Или другой документ «от Щеглова» — сообщение о ежегодных, рассчитанных вплоть до 1925 года приращениях на 50 процентов военных расходов Турции на морские вооружения, которые начались ещё в 1910 году. Это сообщение явилось совершенным откровением для Петербурга.
Судя по архивным документам, Щеглов «проигрывал» своим турецким партнёрам не только казённые суммы. И к концу своей службы, к осени 1917 года, он остался без средств. Кто помог ему? Никто.
О том, как ценили «наверху» поразительную информацию Щеглова, свидетельствует один небольшой документ. Обращение Щеглова напрямую к морскому министру И. К. Григоровичу от 26 июня 1913 года:
«В продолжение 12 месяцев итало-турецкой войны и 8 месяцев балканской нахожусь почти беспрерывно в зоне военных действий. Все чины иностранных посольств и мои коллеги по европейским военным миссиям получили 20 процентов надбавку к жалованию по вздорожанию жизни в Стамбуле. Я же — ничего, не говоря о личных пожертвованиях, от коих нельзя уклониться...» Григорович прочёл, поразмыслил, и прибавку выплатили, правда, в шесть раз меньше той, что ему полагалась.
Щеглов видел, знал и понимал в жизни Турции то, что ускользало от внимания других европейцев. Он, как никто, умел связывать воедино мозаику мелких фактов. Например, до сих пор оставалось загадкой как для современников Щеглова, так и для наших историков, почему вдруг собрался и в двадцать четыре часа покинул Турцию главный советник младотурок по военным вопросам германский генерал Е. Лиман фон Сандерс, окружённый почётом и уважением, причём вполне заслуженно. Тайну его практически бегства прояснил Щеглов в своей очередной депеше на Дворцовую, 6. Жена и дочь генерала неосмотрительно затеяли прогулку на азиатском берегу Босфора. Вдвоём, без сопровождения и охраны... Женщины были изнасилованы туземными солдатами. Эта депеша Щеглова оказалась столь высокого уровня засекречивания, что появилась на свет из хранилища только в 1992 году.
Не работой одной живёт разведчик. Были свои «внеслужебные» увлечения и у Щеглова. Касались они литературных упражнений. Две повести, новеллы, два-три неоконченных фрагмента — наследие А. Н. Щеглова из области беллетристики. И сохранились они самым удивительным образом.
В июле августе 1913 года А. Н. Щеглов был в отпуске дома, в Петербурге. Обратно в Турцию он возвращался через Англию. Почти все вещи, включая книги и рукописи неоконченных трудов (среди них были и те самые художественные труды), запаковал в чемодан и уложил в специальный ящик. По квитанции №5 032 494 Морской транспортной и страховой компании багаж был отправлен в Стамбул, на адрес русского посольства.

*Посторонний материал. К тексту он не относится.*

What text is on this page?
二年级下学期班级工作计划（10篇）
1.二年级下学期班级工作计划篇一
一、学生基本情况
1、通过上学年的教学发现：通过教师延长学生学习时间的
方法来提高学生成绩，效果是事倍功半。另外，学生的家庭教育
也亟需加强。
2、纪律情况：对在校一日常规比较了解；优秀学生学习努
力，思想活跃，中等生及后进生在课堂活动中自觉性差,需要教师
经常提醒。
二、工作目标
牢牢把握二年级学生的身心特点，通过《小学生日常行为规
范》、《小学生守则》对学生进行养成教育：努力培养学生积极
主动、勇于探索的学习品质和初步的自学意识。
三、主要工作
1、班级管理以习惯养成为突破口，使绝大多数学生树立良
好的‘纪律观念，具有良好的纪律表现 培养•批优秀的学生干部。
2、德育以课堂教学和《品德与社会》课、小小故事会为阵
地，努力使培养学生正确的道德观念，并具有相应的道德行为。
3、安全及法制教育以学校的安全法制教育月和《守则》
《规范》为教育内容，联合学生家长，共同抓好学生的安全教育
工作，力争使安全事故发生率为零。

Можно представить себе изумление чинов дипломатической канцелярии морского ведомства России в Петербурге, когда через три недели после этого, 19 сентября, к ним пришёл военно-морской атташе Турции в Петербурге Ремзи-бей и вручил сильно попорченный чемодан, объяснив: это от Щеглова, из Стамбула, но пришло на его, Ремзи-бея, имя из стамбульской таможни.
В присутствии Ремзи-бея чемодан вскрыли (ящик где-то пропал). Остальное можно дополнить из рапорта на имя посла М. Н. Гирса, написанного Щегловым, который вернулся в Стамбул 1 (14) октября 1913 года и обнаружил, что, пребывая в Англии, якобы он лично умудрился переслать свой багаж обратно в Петербург, да ещё в атташат Турции.
«Никогда, — писал он, — не верил в чертовщину, но теперь займусь этим всерьёз. Вещи мои и документы в полном порядке. За исключением того, что с парадного мундира спороты две боковые пуговицы, галун расплетён, но на место уложен, а из платья недостаёт пары брюк. Да ещё пропала визитка, вложенная в прорезь чемодана, и кое-какие пустые бумажки...»
Позже на вопрос Гирса, какие именно «бумажки» пропали, он пояснил кратко: «Так, кое-какие литературные опусы...»
Посол дал делу ход; подключилось руководство разведслужбы. Но никакого объяснения этому эпизоду так никто и не дал. Зато литературные опусы Щеглова... перекочевали из турецкого атташата в Осведомительный отдел при российском разведывательном ведомстве.
Сам Щеглов этих бумаг больше не получил. Ему не довелось вернуться в Петербург — война, перевод в Румынию, затем в Стокгольм, Париж... Да и не очень это значительно — его литературные странички. Если в служебных докладах и донесениях — упругий слог, масса острых психологических оценок, чёткий, ясный и образный язык, то в повестях — совсем иное. Эти его труды — живое свидетельство того, что ни Свифта, ни Флеминга, ни Ле Карре из Щеглова не получилось.